WSU eyes new building near Jensen-Byrd site
Plans are progressing on what could become a new $60 million to $80 million medical training facility on Washington State University’s Spokane campus.
The project, called the Team Health Education Building, could be built at one of two different locations as part of the Elson S. Floyd College of Medicine. One potential site is the southeast corner of Spokane Falls Boulevard and Sherman Avenue.
WSU Spokane spokesperson Chantell Cosner said the planners could be leaning toward constructing the new building on the northeast corner of North Pine Street and East Main Avenue, near the historic Jensen-Byrd warehouse building at 131 E. Main.
“We are evaluating both,” Cosner said. “We are looking at the economic impact and how the development of both sites would fit in with campus, and where that fits in with the bridge and urban amenities. At this present moment, that southwest side of campus is looking like an opportunity we are looking to move forward with.”
No decision has yet been made for the future of the 200,000 -square-foot Jensen-Byrd building, a six-story brick structure that has survived several previous demolition efforts.
However, none of the plans thus far call for refurbishing the Jensen-Byrd warehouse, which is different from the similarly named and related Jensen-Byrd Hardware Building at 320 W. Riverside Ave.
In 2015, the estimated cost of refurbishing the warehouse building on Main Avenue was $55.5 million to $61.3 million.
Eric Smith, director of facilities and capital projects for WSU Spokane, said he does not believe school officials have updated the estimated costs to refurbish the building since those last figures were published.
Cosner said the next building is going to complement the future, without specifying what may happen to the Jensen-Byrd building.
“It’s not just how we are situating the new building, but how we build out around that,” she said. “As a result, we are hoping to provide a more detailed vision for the development on the south side of our campus, which is the side we have more room to grow.”
WSU owns and maintains the Jensen-Byrd warehouse that was developed by O.C. Jensen and Henry Brooke, which founded a hardware store in 1883 in Sprague.
The store was moved to Spokane in 1895. The business, which became Jensen-Byrd Co. in 1925, ran out of the two buildings on Riverside and then later shifted in 1958 to the warehouse on Main for its wholesale business.
Jensen-Byrd later built a distribution center on the West Plains. The company has been known as Emery Jensen Distribution since Ace Hardware Corp. acquired it in 2015.
The closest the university previously came to demolishing the Jensen-Byrd warehouse was in 2011, when WSU had tentatively agreed to sell it to a Texas company that wanted to build a new mixed-use facility featuring apartments and retail space.
Spokane Preservation Advocates challenged the legality of the demolition permit, and the company pulled out of the deal in 2012.
The Washington Trust for Historic Preservation includes the building in its lists of “most endangered places.”
As for the new building, WSU Spokane has already obtained about $7 million in state funds, and that initial money is being used to both plan the building and to study how it fits into the overall vision leaders have for the campus, Cosner said.
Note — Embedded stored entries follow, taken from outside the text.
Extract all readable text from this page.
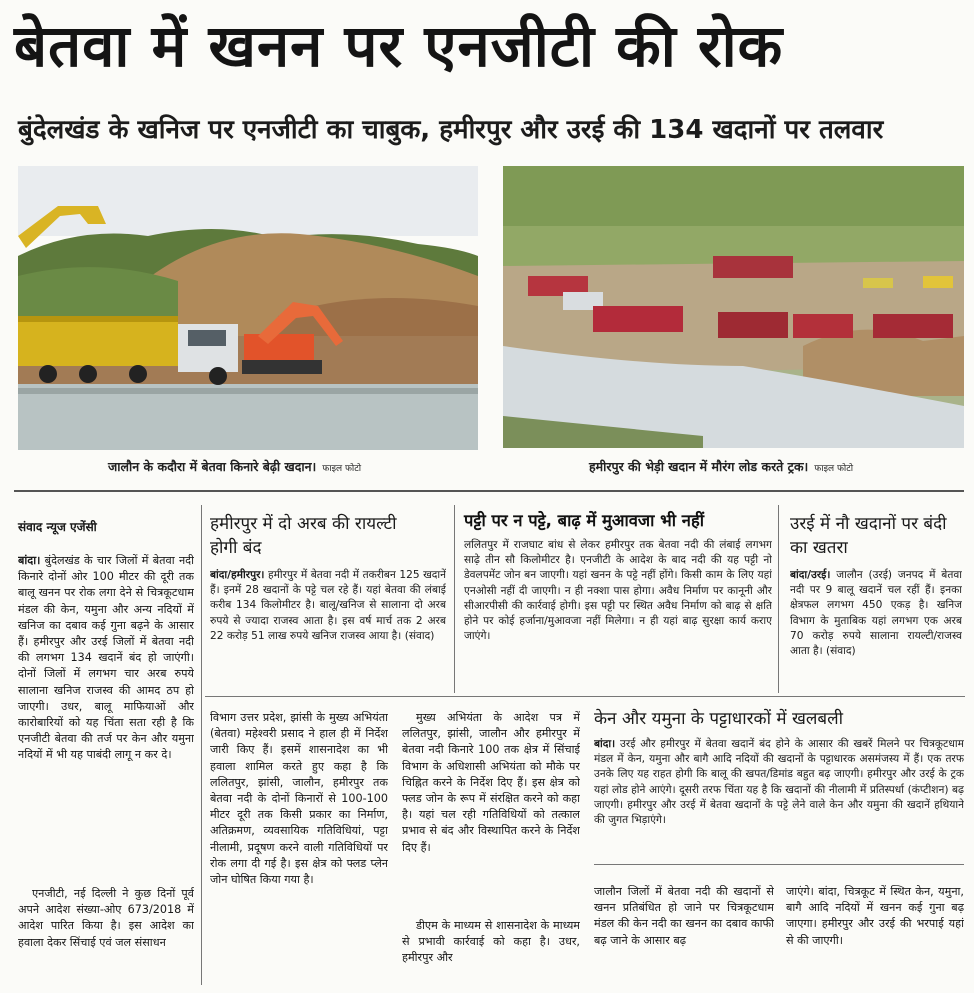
बेतवा में खनन पर एनजीटी की रोक
बुंदेलखंड के खनिज पर एनजीटी का चाबुक, हमीरपुर और उरई की 134 खदानों पर तलवार
जालौन के कदौरा में बेतवा किनारे बेढ़ी खदान। फाइल फोटो	हमीरपुर की भेड़ी खदान में मौरंग लोड करते ट्रक। फाइल फोटो
संवाद न्यूज एजेंसी

बांदा। बुंदेलखंड के चार जिलों में बेतवा नदी किनारे दोनों ओर 100 मीटर की दूरी तक बालू खनन पर रोक लगा देने से चित्रकूटधाम मंडल की केन, यमुना और अन्य नदियों में खनिज का दबाव कई गुना बढ़ने के आसार हैं। हमीरपुर और उरई जिलों में बेतवा नदी की लगभग 134 खदानें बंद हो जाएंगी। दोनों जिलों में लगभग चार अरब रुपये सालाना खनिज राजस्व की आमद ठप हो जाएगी। उधर, बालू माफियाओं और कारोबारियों को यह चिंता सता रही है कि एनजीटी बेतवा की तर्ज पर केन और यमुना नदियों में भी यह पाबंदी लागू न कर दे।

एनजीटी, नई दिल्ली ने कुछ दिनों पूर्व अपने आदेश संख्या-ओए 673/2018 में आदेश पारित किया है। इस आदेश का हवाला देकर सिंचाई एवं जल संसाधन

हमीरपुर में दो अरब की रायल्टी होगी बंद

बांदा/हमीरपुर। हमीरपुर में बेतवा नदी में तकरीबन 125 खदानें हैं। इनमें 28 खदानों के पट्टे चल रहे हैं। यहां बेतवा की लंबाई करीब 134 किलोमीटर है। बालू/खनिज से सालाना दो अरब रुपये से ज्यादा राजस्व आता है। इस वर्ष मार्च तक 2 अरब 22 करोड़ 51 लाख रुपये खनिज राजस्व आया है। (संवाद)

पट्टी पर न पट्टे, बाढ़ में मुआवजा भी नहीं

ललितपुर में राजघाट बांध से लेकर हमीरपुर तक बेतवा नदी की लंबाई लगभग साढ़े तीन सौ किलोमीटर है। एनजीटी के आदेश के बाद नदी की यह पट्टी नो डेवलपमेंट जोन बन जाएगी। यहां खनन के पट्टे नहीं होंगे। किसी काम के लिए यहां एनओसी नहीं दी जाएगी। न ही नक्शा पास होगा। अवैध निर्माण पर कानूनी और सीआरपीसी की कार्रवाई होगी। इस पट्टी पर स्थित अवैध निर्माण को बाढ़ से क्षति होने पर कोई हर्जाना/मुआवजा नहीं मिलेगा। न ही यहां बाढ़ सुरक्षा कार्य कराए जाएंगे।

उरई में नौ खदानों पर बंदी का खतरा

बांदा/उरई। जालौन (उरई) जनपद में बेतवा नदी पर 9 बालू खदानें चल रहीं हैं। इनका क्षेत्रफल लगभग 450 एकड़ है। खनिज विभाग के मुताबिक यहां लगभग एक अरब 70 करोड़ रुपये सालाना रायल्टी/राजस्व आता है। (संवाद)

विभाग उत्तर प्रदेश, झांसी के मुख्य अभियंता (बेतवा) महेश्वरी प्रसाद ने हाल ही में निर्देश जारी किए हैं। इसमें शासनादेश का भी हवाला शामिल करते हुए कहा है कि ललितपुर, झांसी, जालौन, हमीरपुर तक बेतवा नदी के दोनों किनारों से 100-100 मीटर दूरी तक किसी प्रकार का निर्माण, अतिक्रमण, व्यवसायिक गतिविधियां, पट्टा नीलामी, प्रदूषण करने वाली गतिविधियों पर रोक लगा दी गई है। इस क्षेत्र को फ्लड प्लेन जोन घोषित किया गया है।

मुख्य अभियंता के आदेश पत्र में ललितपुर, झांसी, जालौन और हमीरपुर में बेतवा नदी किनारे 100 तक क्षेत्र में सिंचाई विभाग के अधिशासी अभियंता को मौके पर चिह्नित करने के निर्देश दिए हैं। इस क्षेत्र को फ्लड जोन के रूप में संरक्षित करने को कहा है। यहां चल रही गतिविधियों को तत्काल प्रभाव से बंद और विस्थापित करने के निर्देश दिए हैं।

डीएम के माध्यम से शासनादेश के माध्यम से प्रभावी कार्रवाई को कहा है। उधर, हमीरपुर और

केन और यमुना के पट्टाधारकों में खलबली

बांदा। उरई और हमीरपुर में बेतवा खदानें बंद होने के आसार की खबरें मिलने पर चित्रकूटधाम मंडल में केन, यमुना और बागै आदि नदियों की खदानों के पट्टाधारक असमंजस्य में हैं। एक तरफ उनके लिए यह राहत होगी कि बालू की खपत/डिमांड बहुत बढ़ जाएगी। हमीरपुर और उरई के ट्रक यहां लोड होने आएंगे। दूसरी तरफ चिंता यह है कि खदानों की नीलामी में प्रतिस्पर्धा (कंप्टीशन) बढ़ जाएगी। हमीरपुर और उरई में बेतवा खदानों के पट्टे लेने वाले केन और यमुना की खदानें हथियाने की जुगत भिड़ाएंगे।

जालौन जिलों में बेतवा नदी की खदानों से खनन प्रतिबंधित हो जाने पर चित्रकूटधाम मंडल की केन नदी का खनन का दबाव काफी बढ़ जाने के आसार बढ़

जाएंगे। बांदा, चित्रकूट में स्थित केन, यमुना, बागै आदि नदियों में खनन कई गुना बढ़ जाएगा। हमीरपुर और उरई की भरपाई यहां से की जाएगी।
The Team Health Education Building would house up to 1,200 students and a state-of-the-art health care simulation facility, according to WSU.
School officials have selected Bouten Construction and NAC Architecture as its design partners, and Cosner said construction could begin in 2025.
“We are committed to developing a facility that is responsive to the local community and regional health provider needs as well as modeled after the most innovative health education spaces in the country,” Eric Smith, director of facilities and capital projects for WSU Spokane, said in a news release. “These ongoing discussions are absolutely key to the process.”
As the design and planning continues, school officials are also trying to raise the funds needed to build the structure.
“We plan to go to the state for additional funding as well as engage with our philanthropic partners,” Cosner said. “Those things take time and impact the scope and size and feasibility” of the building.
It’s not yet clear when the decision will be made with how WSU will incorporate or demolish the Jensen-Byrd building, Cosner said.
“Obviously, whenever you have a major vision for development you have to think about the existing structures and how best to utilize them for the entire future of the property,” she said.